Mr Obama chose to come to this city near the western coast of Florida because it has the highest percentage of home repossessions in the country.
And as he did during the campaign to good effect, Mr Obama tried to present himself as being above the partisan bickering in Washington over the economic recovery package, saying that many in the nation’s capital did not fully comprehend the dire circumstances facing ordinary Americans.
Tweaking a phrase from his campaign, Mr Obama said: "I believe in hope but I also believe in action."
Mr Obama also potentially raised the stakes on his own political future by tying the results of the stimulus plan to his own success as president.
Plea for help
But some fortuitous timing and the appearance of a financially stricken pensioner may be the elements that help boost Mr Obama’s case for the ultimate passage of his financial stimulus package through Congress.
Midway through the question-and-answer period, an aide handed the president a note staying that the US Senate had passed his economic stimulus plan.
He immediately announced the results to the packed auditorium.
But as the crowd applauded, the president just as quickly reminded them that the deal was not done yet, as now the Senate must reconcile its version of the legislation with that of the House of Representatives.
When this will happen and what compromises might still have to be made is unclear.

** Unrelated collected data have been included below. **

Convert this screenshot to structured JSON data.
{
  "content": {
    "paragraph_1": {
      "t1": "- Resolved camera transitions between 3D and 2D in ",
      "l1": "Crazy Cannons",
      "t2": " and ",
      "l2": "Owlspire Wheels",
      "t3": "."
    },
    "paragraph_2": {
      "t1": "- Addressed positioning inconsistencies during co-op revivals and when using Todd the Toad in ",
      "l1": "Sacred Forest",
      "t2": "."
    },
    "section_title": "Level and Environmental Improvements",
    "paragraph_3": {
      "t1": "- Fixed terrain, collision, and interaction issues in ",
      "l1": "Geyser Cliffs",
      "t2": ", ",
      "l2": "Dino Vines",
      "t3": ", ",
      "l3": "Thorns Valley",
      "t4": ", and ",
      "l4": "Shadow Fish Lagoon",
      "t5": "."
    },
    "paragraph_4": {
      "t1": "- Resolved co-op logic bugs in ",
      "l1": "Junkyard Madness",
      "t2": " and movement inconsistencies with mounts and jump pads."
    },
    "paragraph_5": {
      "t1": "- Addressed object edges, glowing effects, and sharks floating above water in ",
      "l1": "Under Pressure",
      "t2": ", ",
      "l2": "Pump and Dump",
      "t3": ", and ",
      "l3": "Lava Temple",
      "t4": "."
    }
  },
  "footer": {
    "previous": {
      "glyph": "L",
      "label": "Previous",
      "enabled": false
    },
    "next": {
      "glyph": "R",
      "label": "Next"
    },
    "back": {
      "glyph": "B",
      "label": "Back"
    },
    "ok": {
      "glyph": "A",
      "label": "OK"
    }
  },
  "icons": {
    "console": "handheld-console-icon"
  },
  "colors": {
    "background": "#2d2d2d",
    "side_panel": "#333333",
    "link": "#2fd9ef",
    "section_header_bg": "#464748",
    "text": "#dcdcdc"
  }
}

And Mr Obama, who critics sometimes accused during campaigning of being unable to connect with ordinary Americans, had no trouble on this front in Fort Myers, in part because of a homeless senior citizen named Henrietta Hughes.
With all eyes and cameras fixed on her, Ms Hughes rose to her feet and pleaded for the president to help her receive financial assistance and shelter
As she began to cry, Mr Obama came off the podium to give Ms Hughes a hug and promised that his staff would be in touch with her shortly.
In an interview with the BBC after the event, Ms Hughes, still in tears from the emotion of meeting the president in person, said she believed the White House would help her.
"I just want to thank God that he came here," she said. But for now, this three-time cancer survivor has to sleep in her car along with her son, Corey, every night, she said.
A White House official said the administration had been given her contact details.
For today, Mr Obama can leave Fort Myers knowing that he has regained some momentum on what he calls the most pressing issue his administration is currently facing.
A senior White House official suggested there could be more of these events in the near future, saying: "Expect a lot more domestic travel soon."
Next stop for Mr Obama will be Peoria, Illinois, on Thursday – a city where more than 24,000 jobs were lost during last month alone.